Paris izlenimleri-1: Olağanüstü hal altında iklim zirvesi

Paris izlenimleri-2: Dünyayı yakma kararının sayısal özeti

Paris izlenimleri-3: Birinci hafta ilerleme olmadan kapandı ve Türkiye artık daha aktif

Paris izlenimleri-4: Yeni anlaşma yetersiz hedeflerle 10-15 yılımızı bağlayacak mı?

Paris iklim zirvesinde açılışı liderler değil, göstericilere gaz bombalarıyla saldıran Fransız polisi yaptı.

Yüzden fazla insanın öldüğü 13 Kasım saldırılarının yarattığı aşırı güvenlik önlemlerinin ve her köşe başındaki polis varlığının gölgesi altında başlayan iklim zirvesine, saldırıların ardından ilan edilen ve geçen hafta 3 aya kadar uzatılan olağanüstü hal damgasını vuracakmış gibi görünüyor.

Yasakların gölgesinde COP 21

Peki bütün sivil gösterileri yasadışı ilan eden Fransız hükümetinin yarattığı bu baskı ne anlama geliyor?

İklim değişikliğine bir an önce ve radikal bir çözüm getirilmesini isteyen gençler, 29 Kasım mitinginin yasaklanmasının ardından sokağa çıkmaktan kaçınmayan kararlı iklim hareketi haksız mı?

Fransız güvenlik aygıtı, güya göstericilerin güvenliğini sağlamak için gösterileri yasaklıyor ve bugün olduğu gibi meydana toplanan birkaç bin kişilik kalabalığı, ortalarına attığı gaz bombalarıyla gaza boğup alenen tehdit ediyor, caddeleri, metro duraklarını trafiğe kapatıyor. Doğrusu bugün Paris’te ortam, planlanan yüz binlerce kişilik bir miting yapılsaydı olabilecek olandan çok daha güvensizdi.

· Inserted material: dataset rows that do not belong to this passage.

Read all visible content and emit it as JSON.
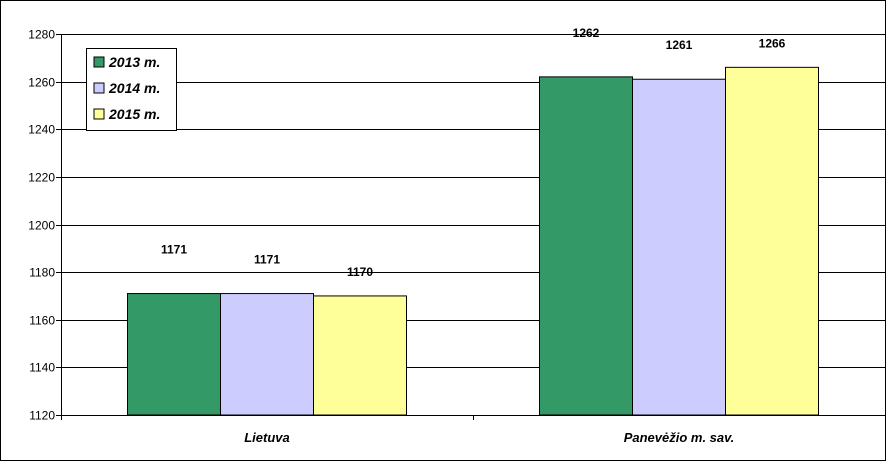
{
  "chart_data": {
    "type": "bar",
    "categories": [
      "Lietuva",
      "Panevėžio m. sav."
    ],
    "series": [
      {
        "name": "2013 m.",
        "values": [
          1171,
          1262
        ],
        "color": "#339966"
      },
      {
        "name": "2014 m.",
        "values": [
          1171,
          1261
        ],
        "color": "#ccccff"
      },
      {
        "name": "2015 m.",
        "values": [
          1170,
          1266
        ],
        "color": "#ffff99"
      }
    ],
    "data_labels": [
      [
        "1171",
        "1262"
      ],
      [
        "1171",
        "1261"
      ],
      [
        "1170",
        "1266"
      ]
    ],
    "ylim": [
      1120,
      1280
    ],
    "y_ticks": [
      1120,
      1140,
      1160,
      1180,
      1200,
      1220,
      1240,
      1260,
      1280
    ],
    "grid": true,
    "legend_position": "top-left",
    "title": "",
    "xlabel": "",
    "ylabel": ""
  }
}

Paris iklim zirvesinin son derece kritik olduğunu neredeyse iki yıldır söylüyoruz. Peki neden?

Çünkü geçtiğimiz haftalarda 1 derece sınırını aşan küresel ısınmayı hayatta kalabileceğimiz sınırda tutabilecek kararlı bir uluslararası tavır için Paris belki de son şans.

Ama herhalde bu sefer gerçekten son şans, çünkü büyük ihtimalle iki hafta sonra, delegasyonlar çantalarında Kyoto Protokolü’nün yerini alacak yeni anlaşmanın metniyle ülkelerine dönecekler. ve varılacak bu anlaşma 2020’den muhtemelen 2030’a kadar geçecek sürede hükümetlerin emisyonları azaltmak için altına girecekleri “zahmetin” üst sınırı olacak. Ve bu üst sınırın iklim değişikliğini durdurmaya yetmeyeceği, hatta 3 derece ısınmayı garanti edecek kadar zayıf olacağı şimdiden belli. Yani COP’lar Paris’ten sonra devam etse de, çok geç ve çok yetersiz bu anlaşmanın ötesine geçilemeyebilir.

Bu nedenle burada, Paris’te bu skandal sonucu değiştirebilecek tek güç sade insanlar, gençler, aktivistler.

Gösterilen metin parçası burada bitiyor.